Development of bacterial nitroreductase enzymes for noninvasive imaging in cancer gene therapy

Abstract

There is strong interest in developing novel targeted cancer therapies. It has been known for over a century that certain viruses and bacteria can preferentially infect and lyse cancerous cells. Clinical utility has lagged behind the initial promise of the idea; however three therapeutic agents from the oncolytic virus field are currently in Phase IIB/Phase III clinical trials. The development path of such therapies would be substantially smoothed by an ability to nonin vasively monitor the ir location in the patient’s body post-administration. This would allay fears that viral/bacterial distribution may not be confined to the tumour and provide real time information on vector localisation and replication. This could be achieved by positron emission tomography (PET) scanning if the vector expressed a reporter protein which could activate a PET suitable imaging agent. Furthermore the potency of such therapies could be increased by if this reporter protein could also act therapeutically by converting a systemically delivered benign prodrug into a potent chemotherapeutic – thus targeting the toxicity of the prodrug specifically to cancerous cells. A promising enzyme/prodrug combination is the use of bacterial nitroreductase (NTR) enzymes to activate DNA damaging prodrugs, such as the dinitrobenzamides CB1954 and PR-104A.

This thesis presents work aimed at developing the ability to noninvasively image bacterial NTR expression so that these enzymes can act as both therapeutic and reporter proteins. The primary focus of this study was to achieve this by repurposing pre-existing 2-nitroimidazole (NI) PET imaging agents, originally developed for imaging tumour hypoxia. Microplate based screening strategies were developed to enable detection of 2-NI bioreductive activation by different bacterial NTRs over-expressed heterologously in Escherichia coli, and these technologies were used to screen a 58-membered library of nitroreductase candidates. Although the most widely studied NTR for enzyme/prodrug therapy - NfsB from E. coli - was found to lack activity with 2-NI substrates, numerous NTRs from the NfsA family were able to metabolise these molecules to the cell entrapped form required for PET imaging. Following this discovery, a directed evolution study was conducted to improve the native activity of the enzyme NfsA from E. coli. In this study targeted mutagenesis of active site residues was carried out, resulting in identification of several NfsA multi-site mutants that were substantially improved in their ability to activate a range of 2-NI imaging agents.

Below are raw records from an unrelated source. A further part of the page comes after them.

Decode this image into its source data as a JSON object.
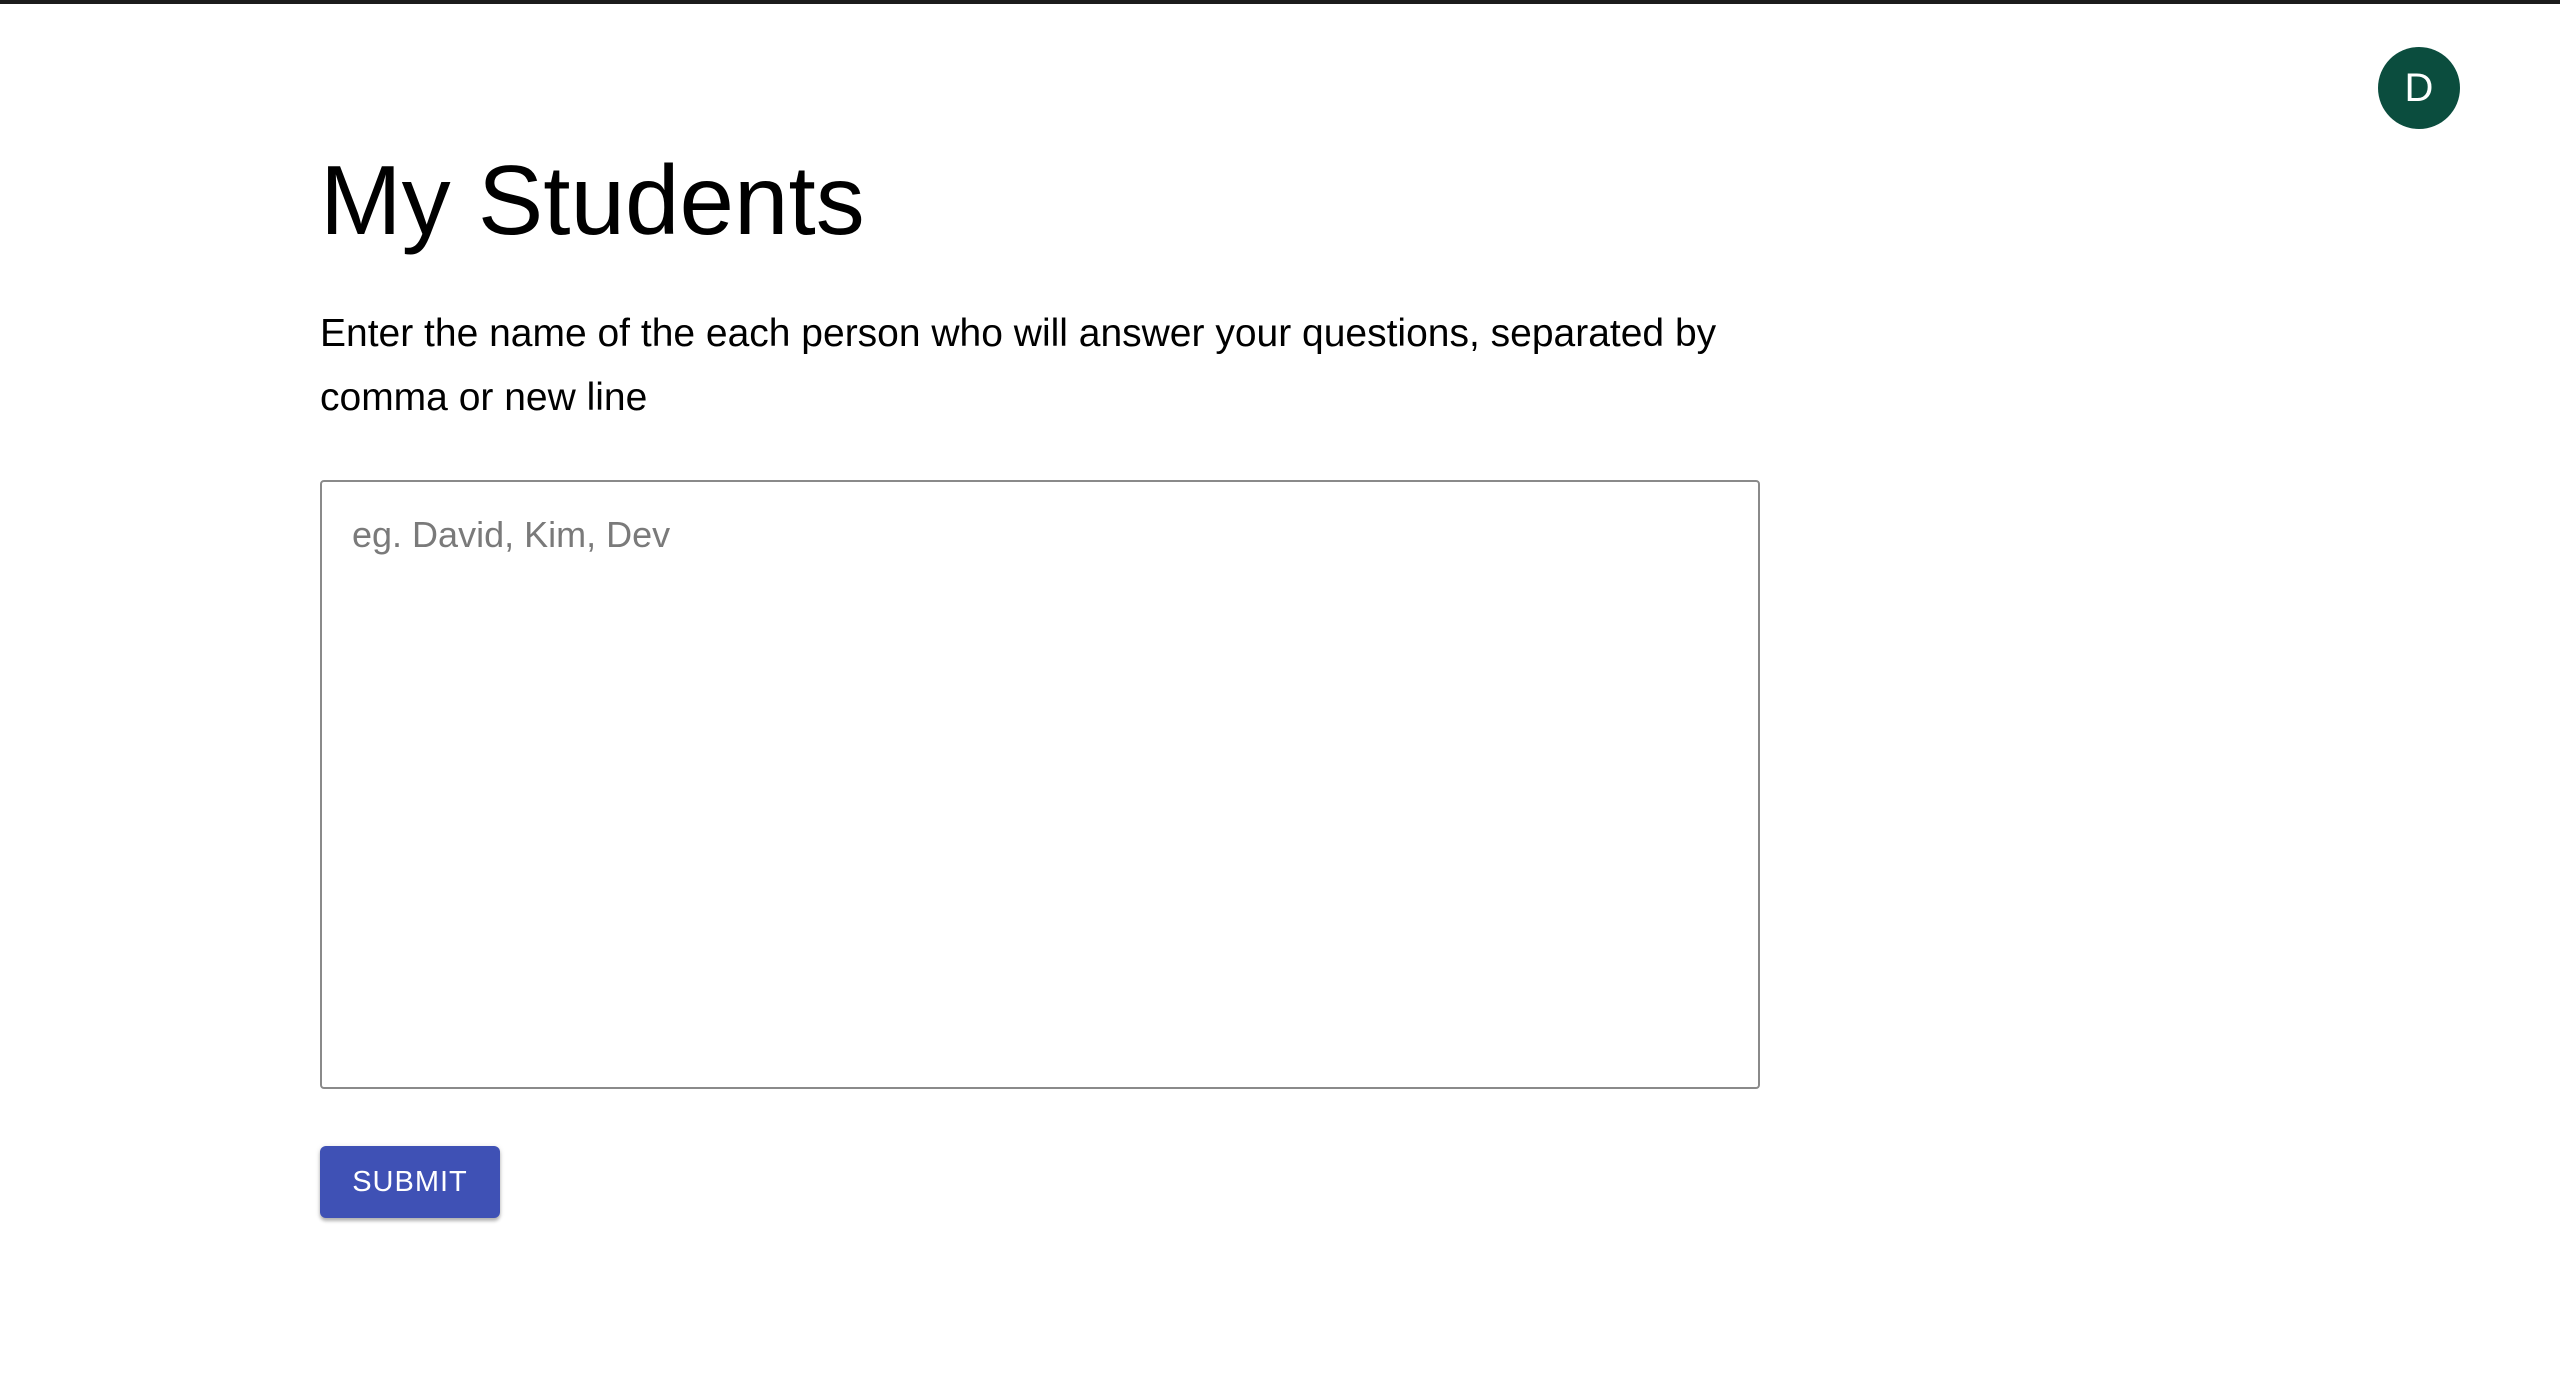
{
  "user": {
    "avatar_initial": "D",
    "avatar_color": "#0b4d3e"
  },
  "page": {
    "title": "My Students",
    "instructions": "Enter the name of the each person who will answer your questions, separated by comma or new line"
  },
  "names_input": {
    "value": "",
    "placeholder": "eg. David, Kim, Dev"
  },
  "actions": {
    "submit_label": "SUBMIT",
    "submit_color": "#3f51b5"
  }
}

In addition to repurposing existing PET probes, this work sought to identify and engineer NTRs for efficient activation of a next - generation PET probe that is designed to be substantially less responsive to hypoxia and hence give a cleaner signal for NTR imaging (i.e. low to no background resulting from tumour hypoxia). SN 33623, a novel 5-NI analogue of the existing 2-NI PET probe EF5, was designed and synthesised by our University of Auckland collaborators. It was found that this novel probe was not only activated by NfsA enzymes, but also by a subset of NfsB enzymes. Although this subset did not include E. coli NfsB, sequence alignment and site-directed mutagenesis were used to identify two key mutations that can be introduced into E. coli NfsB (as well as engineered variants thereof) to confer high levels of SN 33623 activity.

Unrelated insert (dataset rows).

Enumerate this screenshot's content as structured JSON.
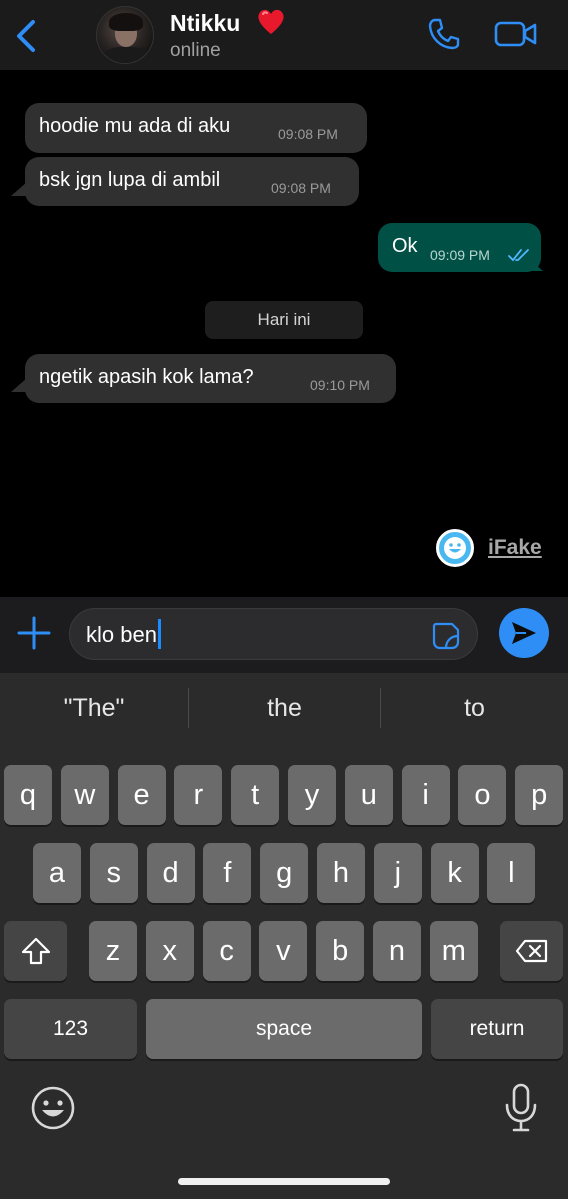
{
  "header": {
    "contact_name": "Ntikku",
    "contact_emoji": "❤️",
    "status": "online",
    "colors": {
      "accent": "#2e8ef6",
      "background": "#1b1b1b"
    }
  },
  "messages": [
    {
      "direction": "in",
      "text": "hoodie mu ada di aku",
      "time": "09:08 PM"
    },
    {
      "direction": "in",
      "text": "bsk jgn lupa di ambil",
      "time": "09:08 PM"
    },
    {
      "direction": "out",
      "text": "Ok",
      "time": "09:09 PM",
      "read_receipt": "double-check-icon"
    }
  ],
  "date_separator": "Hari ini",
  "messages_after": [
    {
      "direction": "in",
      "text": "ngetik apasih kok lama?",
      "time": "09:10 PM"
    }
  ],
  "watermark": {
    "label": "iFake"
  },
  "composer": {
    "value": "klo ben"
  },
  "keyboard": {
    "suggestions": [
      "\"The\"",
      "the",
      "to"
    ],
    "row1": [
      "q",
      "w",
      "e",
      "r",
      "t",
      "y",
      "u",
      "i",
      "o",
      "p"
    ],
    "row2": [
      "a",
      "s",
      "d",
      "f",
      "g",
      "h",
      "j",
      "k",
      "l"
    ],
    "row3": [
      "z",
      "x",
      "c",
      "v",
      "b",
      "n",
      "m"
    ],
    "numbers_label": "123",
    "space_label": "space",
    "return_label": "return"
  },
  "colors": {
    "incoming_bubble": "#303030",
    "outgoing_bubble": "#005046",
    "send_button": "#2e8ef6"
  }
}
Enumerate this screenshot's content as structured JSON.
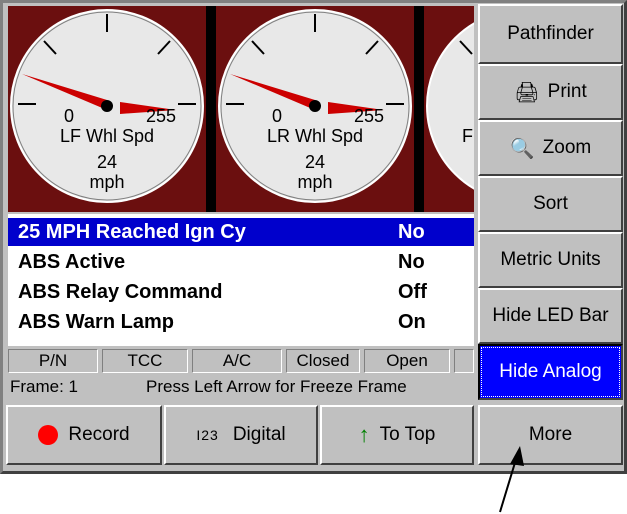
{
  "gauges": [
    {
      "label": "LF Whl Spd",
      "value": "24",
      "unit": "mph",
      "min": "0",
      "max": "255"
    },
    {
      "label": "LR Whl Spd",
      "value": "24",
      "unit": "mph",
      "min": "0",
      "max": "255"
    }
  ],
  "gauge3_partial": {
    "min": "(",
    "label": "F"
  },
  "sidebar": {
    "pathfinder": "Pathfinder",
    "print": "Print",
    "zoom": "Zoom",
    "sort": "Sort",
    "metric": "Metric Units",
    "hide_led": "Hide LED Bar",
    "hide_analog": "Hide Analog"
  },
  "params": [
    {
      "name": "25 MPH Reached Ign Cy",
      "value": "No",
      "selected": true
    },
    {
      "name": "ABS Active",
      "value": "No"
    },
    {
      "name": "ABS Relay Command",
      "value": "Off"
    },
    {
      "name": "ABS Warn Lamp",
      "value": "On"
    }
  ],
  "led_bar": [
    "P/N",
    "TCC",
    "A/C",
    "Closed",
    "Open"
  ],
  "status": {
    "frame": "Frame: 1",
    "message": "Press Left Arrow for Freeze Frame"
  },
  "bottom": {
    "record": "Record",
    "digital_icon": "I23",
    "digital": "Digital",
    "to_top": "To Top",
    "more": "More"
  },
  "colors": {
    "gauge_bg": "#6b0f0f",
    "needle": "#cc0000",
    "selection": "#0000cc",
    "active_button": "#0000ff",
    "record_dot": "#ff0000",
    "to_top_arrow": "#008000"
  }
}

Finally work was carried out, as part of a wider collaborative project, to generate NfsA mutants that retained the ability to metabolise 2-NI imaging agents while also showing increased activation of the nitroaromatic prodrug PR-104A. Ongoing evaluation of these enzymes will include assessment of their therapeutic effect in preclinical models and their ability to be noninvasively imaged (by microPET) when expressed from the tumour targeting bacterial strain Clostridium sporogenes.